Le 25, les médicaments calment la douleur de Christian, il peut se déplacer sur le bateau … et il faut que j’élève un peu la voix pour lui interdire d’effectuer les manœuvres des voiles. Nous voyons les premiers bateaux marchands, nous allons bientôt passer le rail (du Cap Finistère à Ouessant). Nous le matérialisons sur la carte, nous le traverserons toutes voiles dehors et moteur en route. La douleur de Christian est présente mais supportable, nous prévenons Annick et Philippe qu’ils peuvent reprendre leur route vers la Bretagne.

Le 26 juin, nous avons perdu le contact radio avec Philippe et Annick. Nous approchons des côtes Françaises.

Le 28 juin au matin, dernier lever de soleil de la traversée, nous entrons dans le chenal d’accès de Royan. J’appelle de port en radio, je ne veux pas que Christian fasse des efforts avec ses côtes cassées, je demande de l’aide pour l’amarrage du bateau.

A 12H15, Julies est amarré au ponton visiteurs … notre traversée de l’atlantique est réussie.

Encore une fois, Julies a souffert du voyage. La réparation de l’enrouleur effectuée aux Acores n’a pas tenu, le groupe électrogène refuse de démarrer depuis deux jours et il y a une fuite importante sur le vérin de la barre hydraulique.

Nous passons à la capitainerie pour demander une place au port pendant un mois, le temps de Christian se remette de son accident et de faire les réparations. REFUS CATEGORIQUE … Nous n’avons pas réservé !!!. (comment, de Cuba, pouvait on dire que nous arriverons le 28 juin à 12h15 ???).
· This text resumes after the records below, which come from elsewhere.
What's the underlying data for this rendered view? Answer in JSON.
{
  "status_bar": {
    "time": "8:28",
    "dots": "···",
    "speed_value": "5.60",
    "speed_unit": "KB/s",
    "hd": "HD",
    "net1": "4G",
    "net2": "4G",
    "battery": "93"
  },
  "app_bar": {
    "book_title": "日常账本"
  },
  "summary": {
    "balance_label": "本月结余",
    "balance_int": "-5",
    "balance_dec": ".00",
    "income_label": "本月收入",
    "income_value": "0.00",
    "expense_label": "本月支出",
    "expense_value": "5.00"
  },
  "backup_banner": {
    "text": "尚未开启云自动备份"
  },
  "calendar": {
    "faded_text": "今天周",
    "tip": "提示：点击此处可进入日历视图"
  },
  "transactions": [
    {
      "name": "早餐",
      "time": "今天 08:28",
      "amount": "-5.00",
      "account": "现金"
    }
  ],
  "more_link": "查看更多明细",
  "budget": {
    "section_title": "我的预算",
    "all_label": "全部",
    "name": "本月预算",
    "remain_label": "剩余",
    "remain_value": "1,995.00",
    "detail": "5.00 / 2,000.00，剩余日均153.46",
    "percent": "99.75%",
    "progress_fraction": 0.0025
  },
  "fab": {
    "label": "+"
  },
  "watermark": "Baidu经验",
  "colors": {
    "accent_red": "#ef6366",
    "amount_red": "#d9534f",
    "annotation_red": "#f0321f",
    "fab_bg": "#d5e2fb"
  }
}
Ni le fait que Christian soit blessé, ni le fait que la barre (c’est quand même la « direction » du bateau) est défectueuse, ni le fait qu’il est impossible de planifier une arrivée lors d’une traversée de l’atlantique ne les intéresse. Nous devons DEGAGER (c’est le terme employé) dans les 48 H. L’expert maritime de notre assurance, appelé à la rescousse, déclare le bateau inapte à la navigation. Il leur rappelle qu’ils ont un rôle d’abri et obtient une autorisation d’un mois … Les employés et le capitaine du port sont bien décidés à nous faire payer l’intervention de l’expert. On nous demande de rester en permanence à bord (sous prétexte de devoir déplacer le bateau pour laisser la place à ceux qui ont réservé), une « erreur » informatique invalide notre carte magnétique d’accès au ponton, fermé par des grilles, et nous sommes contraints de prendre l’annexe pour aller en ville, les employés du port veulent monter à notre bord, alors que nous sommes à table et que nous avons réuni notre famille, pour « mesurer le bateau » …le fait que Christian dise que le moment est mal choisi est immédiatement interprété comme un refus de faire mesurer le bateau …  etc …
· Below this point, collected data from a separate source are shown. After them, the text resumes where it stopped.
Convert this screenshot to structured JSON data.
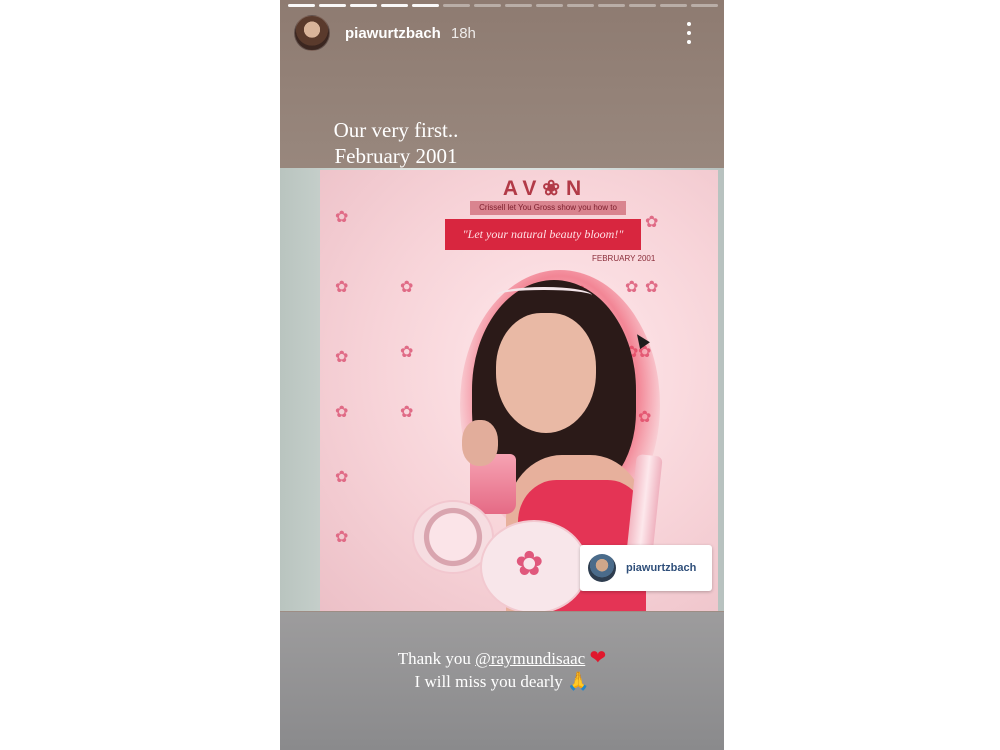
{
  "story": {
    "username": "piawurtzbach",
    "timestamp": "18h",
    "progress": {
      "segments": 14,
      "completed": 5
    },
    "caption_top": {
      "line1": "Our very first..",
      "line2": "February 2001"
    },
    "poster": {
      "brand": "AV❀N",
      "subline": "Crissell let You Gross show you how to",
      "tagline": "\"Let your natural beauty bloom!\"",
      "date": "FEBRUARY 2001"
    },
    "mention_sticker": {
      "username": "piawurtzbach"
    },
    "caption_bottom": {
      "thank_you": "Thank you",
      "mention": "@raymundisaac",
      "heart_glyph": "❤",
      "line2": "I will miss you dearly",
      "pray_glyph": "🙏"
    },
    "icons": [
      "avatar",
      "more-vertical-icon",
      "heart-icon",
      "pray-icon",
      "cursor-icon"
    ]
  }
}
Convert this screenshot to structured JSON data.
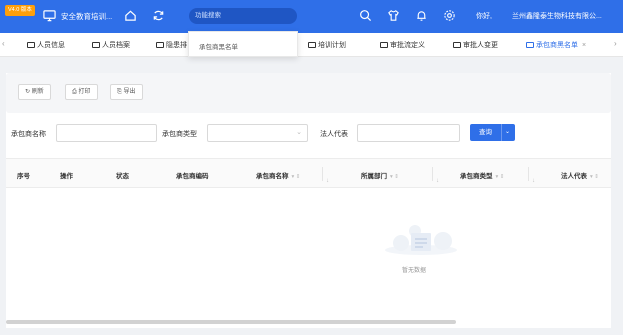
{
  "header": {
    "version_badge": "V4.0 版本",
    "title": "安全教育培训...",
    "search_placeholder": "功能搜索",
    "greeting": "你好,",
    "company": "兰州鑫隆泰生物科技有限公...",
    "colors": {
      "brand": "#2f6fe8",
      "badge": "#ff9f0a"
    },
    "icons": [
      "monitor-icon",
      "home-icon",
      "refresh-icon",
      "search-icon",
      "shirt-icon",
      "bell-icon",
      "gear-icon"
    ]
  },
  "search_dropdown": {
    "option": "承包商黑名单"
  },
  "tabs": [
    {
      "label": "人员信息"
    },
    {
      "label": "人员档案"
    },
    {
      "label": "隐患排"
    },
    {
      "label": "培训计划"
    },
    {
      "label": "审批流定义"
    },
    {
      "label": "审批人变更"
    },
    {
      "label": "承包商黑名单",
      "active": true
    }
  ],
  "toolbar": {
    "refresh_label": "刷新",
    "print_label": "打印",
    "export_label": "导出"
  },
  "filters": {
    "name_label": "承包商名称",
    "type_label": "承包商类型",
    "legal_label": "法人代表",
    "query_label": "查询"
  },
  "table": {
    "columns": [
      "序号",
      "操作",
      "状态",
      "承包商编码",
      "承包商名称",
      "所属部门",
      "承包商类型",
      "法人代表"
    ],
    "empty_text": "暂无数据"
  }
}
Notre dernière punition : ce sera la note … salée. Nous n’avons pas réservé donc c’est le tarif passage de la journée et non du mois qui nous sera appliqué (nous sommes restés un mois et 6  jours).
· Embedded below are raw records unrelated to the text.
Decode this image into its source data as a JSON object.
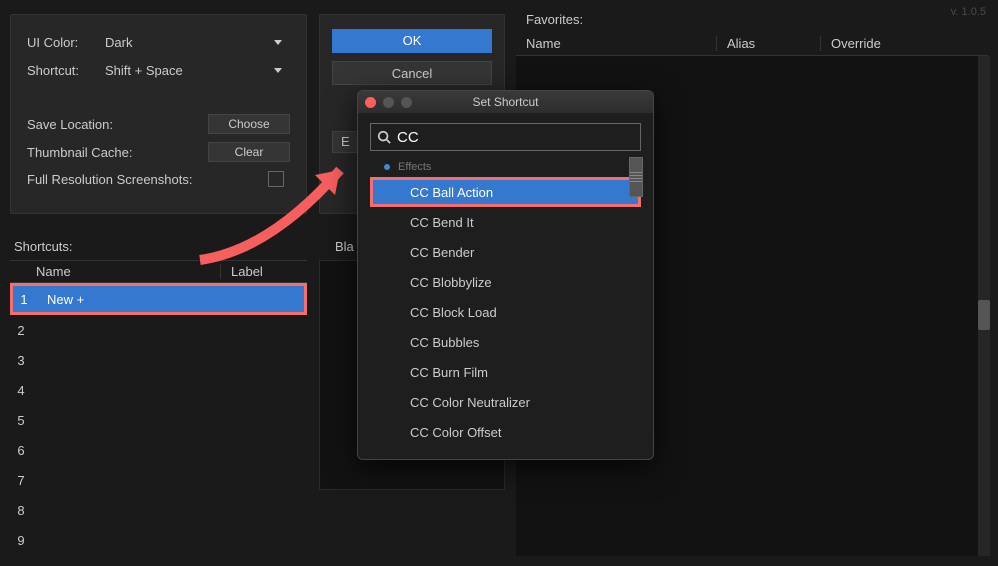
{
  "version": "v. 1.0.5",
  "settings": {
    "ui_color_label": "UI Color:",
    "ui_color_value": "Dark",
    "shortcut_label": "Shortcut:",
    "shortcut_value": "Shift + Space",
    "save_location_label": "Save Location:",
    "choose_btn": "Choose",
    "thumb_cache_label": "Thumbnail Cache:",
    "clear_btn": "Clear",
    "full_res_label": "Full Resolution Screenshots:"
  },
  "actions": {
    "ok": "OK",
    "cancel": "Cancel",
    "extra": "E"
  },
  "shortcuts": {
    "section_label": "Shortcuts:",
    "col_name": "Name",
    "col_label": "Label",
    "rows": [
      {
        "n": "1",
        "name": "New +"
      },
      {
        "n": "2",
        "name": ""
      },
      {
        "n": "3",
        "name": ""
      },
      {
        "n": "4",
        "name": ""
      },
      {
        "n": "5",
        "name": ""
      },
      {
        "n": "6",
        "name": ""
      },
      {
        "n": "7",
        "name": ""
      },
      {
        "n": "8",
        "name": ""
      },
      {
        "n": "9",
        "name": ""
      }
    ]
  },
  "blacklist_label": "Bla",
  "favorites": {
    "section_label": "Favorites:",
    "col_name": "Name",
    "col_alias": "Alias",
    "col_override": "Override"
  },
  "dialog": {
    "title": "Set Shortcut",
    "search_value": "CC",
    "group": "Effects",
    "items": [
      "CC Ball Action",
      "CC Bend It",
      "CC Bender",
      "CC Blobbylize",
      "CC Block Load",
      "CC Bubbles",
      "CC Burn Film",
      "CC Color Neutralizer",
      "CC Color Offset"
    ],
    "selected_index": 0
  }
}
Comme nous fait remarquer le capitaine du Port : « Je suis là pour faire rentrer les deniers publics ». Conclusion : le port de Royan n’est pas port de plaisance mais … une annexe du Trésor Public.

Après deux ans de navigation aux Antilles, nous étions ravis de retrouver la métropole ... cet accueil a été une véritable déception ....

Nous garderons de cette traversée : beaucoup d'images merveilleuses que je ne peux décrire, nous avons aimé et parfois détesté l'océan .... mais que de bons souvenirs !!!